Bloomberg News
Toll Brothers CEO Sees Nascent Rebound in Home Sales
Dec. 8 (Bloomberg) -- The worst is over for the U.S. housing market and a rebound will gain momentum in 2012, according to Douglas Yearley, chief executive officer of Toll Brothers Inc.
“The recovery is here to stay,” Yearley, whose company is the largest U.S. luxury-home builder, said in an interview yesterday at Bloomberg’s headquarters office in New York. “I think 2011 will be an improving year, but I think 2012 will be a big year for us.”
The real estate industry, the trigger of the worst recession since the 1930s, is struggling to maintain a sustained recovery as foreclosures mount and the nation’s unemployment rate sticks close to 10 percent. The housing market will avoid a double-dip after reaching a bottom last year, Yearley, 50, said.
Pending sales of U.S. homes unexpectedly rose 10 percent in October from a month earlier, the National Association of Realtors reported Dec. 2. Toll Brothers, based in Horsham, Pennsylvania, is seeing more “quality” visitors at its sales offices, a sign that buyers are less skittish about the market and more serious about making purchases, Yearley said.
“The number of visitors isn’t up,” he said. “But the quality of that visitor -- the questions they’re asking, their level of interest in a new home -- is.”
Second Quarterly Profit
Toll Brothers last week reported its second straight quarterly profit after three years of losses as it recorded a benefit from a tax-law change and decreased writedowns on land. For the fiscal year ended Oct. 31, the company had a loss of $3.37 million and revenue of $1.49 billion, down 76 percent from 2006 peak sales of $6.12 billion.
Toll Brothers shares fell 21 cents, or 1.1 percent, to $18.79 as of 4:15 p.m. in New York Stock Exchange composite trading today. They are little changed this year, compared with a 3.8 percent decline in the Standard & Poor’s Supercomposite Homebuilding Index of 12 companies.
U.S. home prices will decline as much as 11 percent as weak demand and rising inventory extend the housing slump into 2012, according to a report today by Morgan Stanley.
“We see the trough occurring in 2012 instead of our previous call of 2011,” Morgan Stanley analyst Oliver Chang said in a telephone interview from San Francisco. Values will be little changed for three to four years after 2012, gaining or losing about 2 percent without factoring in inflation, he said.
2014 or Later
Almost six in 10 U.S. adults say a housing recovery is at least two years away, according to a survey released yesterday by Trulia Inc. and RealtyTrac Inc. More than a third of respondents said the rebound won’t happen until 2014 or later.
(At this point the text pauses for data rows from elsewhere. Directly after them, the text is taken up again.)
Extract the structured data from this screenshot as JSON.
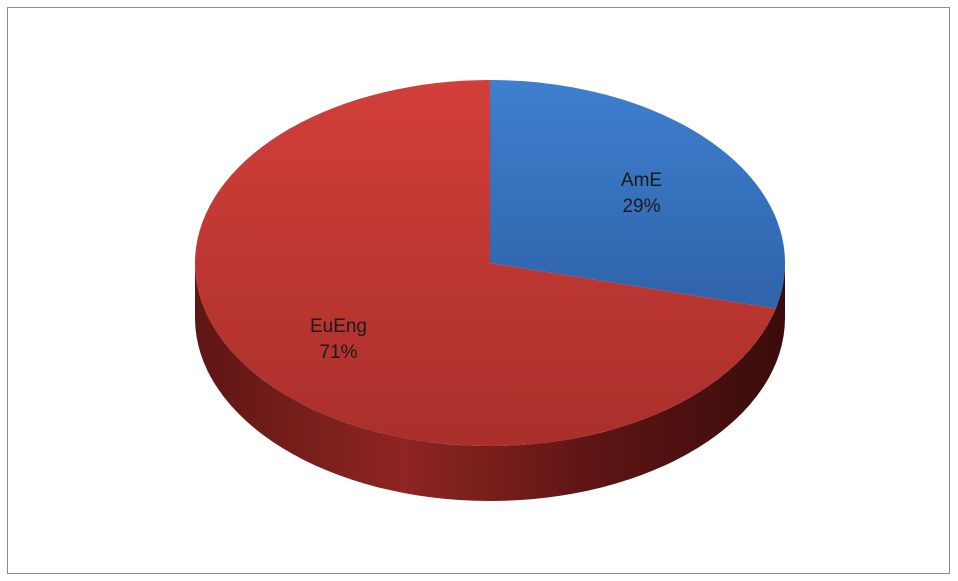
{
  "chart_data": {
    "type": "pie",
    "title": "",
    "categories": [
      "AmE",
      "EuEng"
    ],
    "values": [
      29,
      71
    ],
    "labels": [
      "29%",
      "71%"
    ],
    "colors": [
      "#3a72bf",
      "#bf3a35"
    ],
    "legend": "none"
  }
}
Home prices, as measured by the S&P Case-Shiller Index of values in 20 cities, are down 29 percent from their 2006 peak.
Unemployment is the biggest barrier to rebounding sales, according to Yearley. The U.S. jobless rate climbed to a seven- month high of 9.8 percent last month, the Labor Department reported Dec. 3.
President Barack Obama has also slowed the economic recovery by being too critical of business, Yearley said.
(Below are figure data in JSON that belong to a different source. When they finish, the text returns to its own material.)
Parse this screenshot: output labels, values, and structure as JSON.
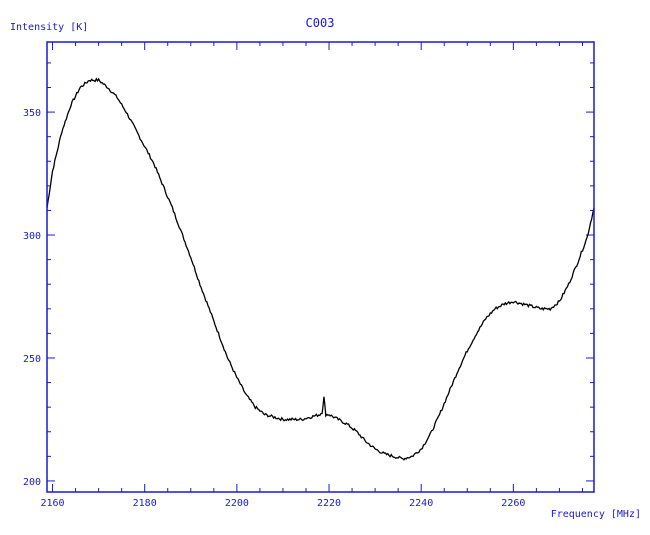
{
  "chart_data": {
    "type": "line",
    "title": "C003",
    "xlabel": "Frequency  [MHz]",
    "ylabel": "Intensity [K]",
    "xlim": [
      2158.8,
      2277.5
    ],
    "ylim": [
      195.5,
      378.5
    ],
    "xticks": [
      2160,
      2180,
      2200,
      2220,
      2240,
      2260
    ],
    "yticks": [
      200,
      250,
      300,
      350
    ],
    "grid": false,
    "colors": {
      "frame": "#1a1acc",
      "line": "#000000",
      "text": "#1a1acc"
    },
    "series": [
      {
        "x": [
          2158.8,
          2160,
          2162,
          2164,
          2166,
          2168,
          2170,
          2172,
          2174,
          2176,
          2178,
          2180,
          2182,
          2184,
          2186,
          2188,
          2190,
          2192,
          2194,
          2196,
          2198,
          2200,
          2202,
          2204,
          2206,
          2208,
          2210,
          2212,
          2214,
          2216,
          2218,
          2218.5,
          2218.9,
          2219.3,
          2220,
          2222,
          2224,
          2226,
          2228,
          2230,
          2232,
          2234,
          2236,
          2238,
          2240,
          2242,
          2244,
          2246,
          2248,
          2250,
          2252,
          2254,
          2256,
          2258,
          2260,
          2262,
          2264,
          2266,
          2268,
          2270,
          2272,
          2274,
          2276,
          2277.5
        ],
        "y": [
          311,
          326,
          342,
          353,
          360,
          363,
          363,
          360,
          356,
          350,
          343,
          336,
          329,
          320,
          311,
          301,
          291,
          280,
          270,
          260,
          250,
          242,
          235,
          230,
          227,
          226,
          225,
          225,
          225,
          226,
          227,
          228,
          234,
          227,
          227,
          225,
          223,
          220,
          216,
          213,
          211,
          210,
          209,
          210,
          213,
          219,
          227,
          236,
          245,
          253,
          260,
          266,
          270,
          272,
          273,
          272,
          271,
          270,
          270,
          273,
          280,
          289,
          299,
          311
        ]
      }
    ]
  }
}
“The guy needs to cheerlead,” he said. “He needs to get the country feeling good about the country and get the country to work. There’s this malaise that hangs over it.”
The Obama administration’s homebuyer tax credit pulled sales forward rather than creating new demand, Yearley said. Home sales were boosted by the benefit earlier this year before sliding after the April 30 deadline for contract signings.
New-Home Decline
Purchases of new homes dropped 8.1 percent in October to a 283,000 annual rate, the Commerce Department reported Nov. 24. Sales reached a 275,000 pace in August, the lowest since data collection began in 1963.
A more effective incentive would have been to offer tax credits for people who buy new homes, which create more jobs than resales, according to Yearley. Such a plan is unlikely to come to fruition, he said.
Toll’s best markets are in New York, Washington, D.C., and parts of North Carolina, while the Las Vegas and Chicago areas are among the worst, Yearley said.
“Chicago to us is as bad as Las Vegas,” he said. “We sell more houses in Michigan than Illinois.”
The company expects to sell between 2,100 and 2,900 homes in fiscal 2011 at an average price of $540,000 to $565,000. The homebuilder sold 2,642 units in the recently ended fiscal year, down 11 percent from 2009.
Toll Brothers is poised to benefit when the market recovers because many of its smaller competitors have gone out of business, larger public builders don’t compete in the luxury market and few companies have land ready for development, Yearley said. Toll added almost 3,000 lots to its inventory in its most recent year, the first increase since 2005.
“We’re setting up for the next cycle,” Yearley said. “Housing brought this country down and we need housing to bring this country back.”